N.M. Rothschild & Sons Limited ("Rothschild & Co"), which is authorised and regulated by the FCA in the United Kingdom, is acting exclusively as financial adviser to the Company and for no one else in connection with the matters referred to in this announcement and will not be responsible to anyone other than the Company for providing the protections afforded to clients of Rothschild & Co, nor for providing advice in relation to the matters referred to in this announcement. Neither Rothschild & Co nor any of its affiliates (nor their respective directors, officers, employees or agents) owes or accepts any duty, liability or responsibility whatsoever (whether direct or indirect, whether in contract, in tort, under statute or otherwise) to any person who is not a client of Rothschild & Co in connection with this announcement, any statement contained in this announcement, the Proposal or otherwise. No representation or warranty, express or implied, is made by Rothschild & Co as to the contents of this announcement.

 

Dealing Disclosure Requirements

 

Under Rule 8.3(a) of the Code, any person who is interested (directly or indirectly) in 1% or more of any class of relevant securities of an offeree company or of any securities exchange offeror (being any offeror other than an offeror in respect of which it has been announced that its offer is, or is likely to be, solely in cash) must make an Opening Position Disclosure following the commencement of the offer period and, if later, following the announcement in which any securities exchange offeror is first identified. An Opening Position Disclosure must contain details of the person's interests and short positions in, and rights to subscribe for, any relevant securities of each of (i) the offeree company and (ii) any securities exchange offeror(s). An Opening Position Disclosure by a person to whom Rule 8.3(a) applies must be made by no later than 3.30 pm (London time) on the 10th business day following the commencement of the offer period and, if appropriate, by no later than 3.30 pm (London time) on the 10th business day following the announcement in which any securities exchange offeror is first identified. Relevant persons who deal in the relevant securities of the offeree company or of a securities exchange offeror prior to the deadline for making an Opening Position Disclosure must instead make a Dealing Disclosure.

 

Under Rule 8.3(b) of the Code, any person who is, or becomes, interested (directly or indirectly) in 1% or more of any class of relevant securities of the offeree company or of any securities exchange offeror must make a Dealing Disclosure if the person deals in any relevant securities of the offeree company or of any securities exchange offeror.

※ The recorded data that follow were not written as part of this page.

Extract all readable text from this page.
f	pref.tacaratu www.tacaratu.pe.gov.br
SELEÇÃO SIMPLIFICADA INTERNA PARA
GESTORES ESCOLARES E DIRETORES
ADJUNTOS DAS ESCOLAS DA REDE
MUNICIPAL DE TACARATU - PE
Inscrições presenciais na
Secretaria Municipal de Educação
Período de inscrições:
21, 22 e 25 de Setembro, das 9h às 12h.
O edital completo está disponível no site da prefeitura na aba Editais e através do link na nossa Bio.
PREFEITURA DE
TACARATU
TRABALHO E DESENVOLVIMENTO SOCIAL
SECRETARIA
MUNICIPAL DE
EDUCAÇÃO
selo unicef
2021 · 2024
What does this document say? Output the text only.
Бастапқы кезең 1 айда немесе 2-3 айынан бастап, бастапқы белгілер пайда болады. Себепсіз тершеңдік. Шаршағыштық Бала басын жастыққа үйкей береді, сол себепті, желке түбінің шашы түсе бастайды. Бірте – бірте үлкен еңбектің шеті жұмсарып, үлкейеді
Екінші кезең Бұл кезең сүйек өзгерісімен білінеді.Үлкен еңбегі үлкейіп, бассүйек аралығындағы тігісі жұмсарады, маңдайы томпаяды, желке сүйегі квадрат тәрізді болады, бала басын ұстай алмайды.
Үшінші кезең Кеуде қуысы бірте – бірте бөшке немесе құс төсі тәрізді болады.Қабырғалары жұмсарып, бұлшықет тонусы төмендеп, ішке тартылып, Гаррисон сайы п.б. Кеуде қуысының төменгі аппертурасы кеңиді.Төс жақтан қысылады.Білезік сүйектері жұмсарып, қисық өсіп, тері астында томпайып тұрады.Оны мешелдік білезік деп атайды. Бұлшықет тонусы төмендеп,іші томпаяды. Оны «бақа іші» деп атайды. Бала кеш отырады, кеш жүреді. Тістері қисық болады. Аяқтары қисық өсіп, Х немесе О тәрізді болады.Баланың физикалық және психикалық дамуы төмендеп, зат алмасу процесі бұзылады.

A Dealing Disclosure must contain details of the dealing concerned and of the person's interests and short positions in, and rights to subscribe for, any relevant securities of each of (i) the offeree company and (ii) any securities exchange offeror(s), save to the extent that these details have previously been disclosed under Rule 8. A Dealing Disclosure by a person to whom Rule 8.3(b) applies must be made by no later than 3.30 pm (London time) on the business day following the date of the relevant dealing.

 

If two or more persons act together pursuant to an agreement or understanding, whether formal or informal, to acquire or control an interest in relevant securities of an offeree company or a securities exchange offeror, they will be deemed to be a single person for the purpose of Rule 8.3.

 

Opening Position Disclosures must also be made by the offeror company and by any offeree and Dealing Disclosures must also be made by the offeror company, by any offeree and by any persons acting in concert with any of them (see Rules 8.1, 8.2 and 8.4).

 

Details of the offeror and offeree companies in respect of whose relevant securities Opening Position Disclosures and Dealing Disclosures must be made can be found in the Disclosure Table on the Takeover Panel's website at www.thetakeoverpanel.org.uk, including details of the number of relevant securities in issue, when the offer period commenced and when any offeror was first identified. You should contact the Panel's Market Surveillance Unit on +44 (0)20 7638 0129 if you are in any doubt as to whether you are required to make an Opening Position Disclosure or a Dealing Disclosure.